The controls work fine. To play an action you select a card to have it appear in the active card area, then click it again to lock in that you are playing the card. It might be a bit of a confusing way to handle it, but it is really just a click-and-confirm system and after a game you will be used to the required clicks. The lack of an undo button comes into play occasionally, as I misread the board a bit and realize drawing a new module would have been better than locking just one, for example.
The physical game is a co-op supporting two players, while the app was made as a solo game, so there is no multiplayer of any sort. The two player version of the physical game has some cool, limited communication features that would have been fun to try in an online setting although there is no guarantee it would have carried over well into the digital space, a case we’ve seen before.
The app is solely a single player game. The game contains four difficulty levels ranging from Easy to Extreme. The details of each level are in the way the starting deck is setup, with the more difficult levels using more restricting setups. It is impressive, design-wise, how much of a difference these seemingly minor adjustments make in scaling the game difficulty.
Each game is given a score based on the number of locked modules, remaining cards, and unlocked modules in play. Scores are kept separately across each difficulty level. It is a bit disappointing not to see more detailed stat keeping, the game only tracks high scores. The game plays so quickly and hands out a score, that I’d love to see my win/loss record, average scoring, etc… being kept across the dozens of plays.
Reading the rules
Checking out the role card
Assembly features an in-app purchase in the form of five new roles which can be purchased for $1.49. Role cards each change the game in some way, so fans of the app will likely enjoy the added variety provided by these roles.
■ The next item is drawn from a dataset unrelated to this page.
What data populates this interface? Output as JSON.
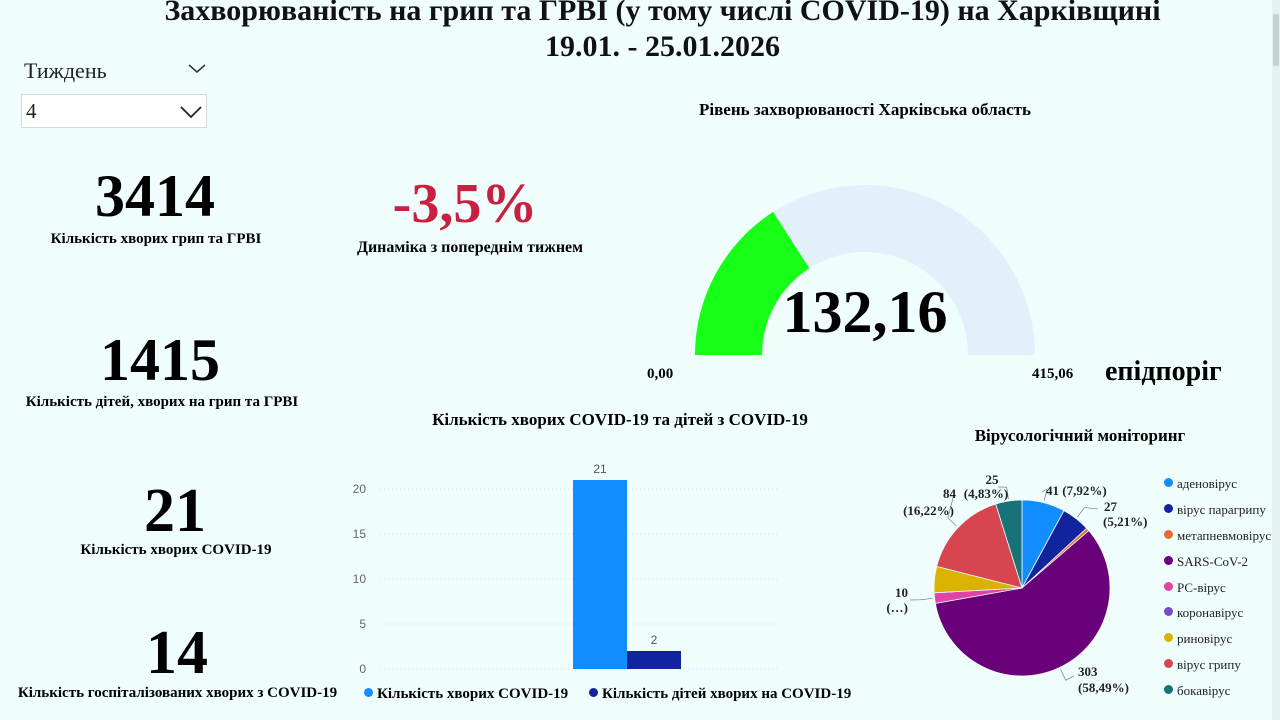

The physical game has a larger expansion, Glitches, which change the game aside from just role cards, these expansion features are not available in the app at this time.
The Wrap Up
Assembly is a fun puzzle game that works due to its simplicity. The very limited number of options make the games tense and keep thing interesting. The app version has some flaws. It could do a better job of teaching the game, for starters. The overall look is certainly not bad by any means, but it is a bit generic in spots. The lack of detailed stat keeping is disappointing given the game does track scores, a more thorough history of my successes (okay, failures) would be fun to see.
However, overall, the app is a lot of fun if you want a really quick-playing puzzler. The act of moving all of the modules at once to get a few in their proper spots so you can lock them into place is an extremely satisfying move to make. The constant pressure of going up against the ever-dwindling oxygen supply as you try to escape does make for a game that is more tense than the lightness of the rules might suggest. Having to align things spatially gives this game a bit of a different feel from others in the genre, and helps Assembly stand out.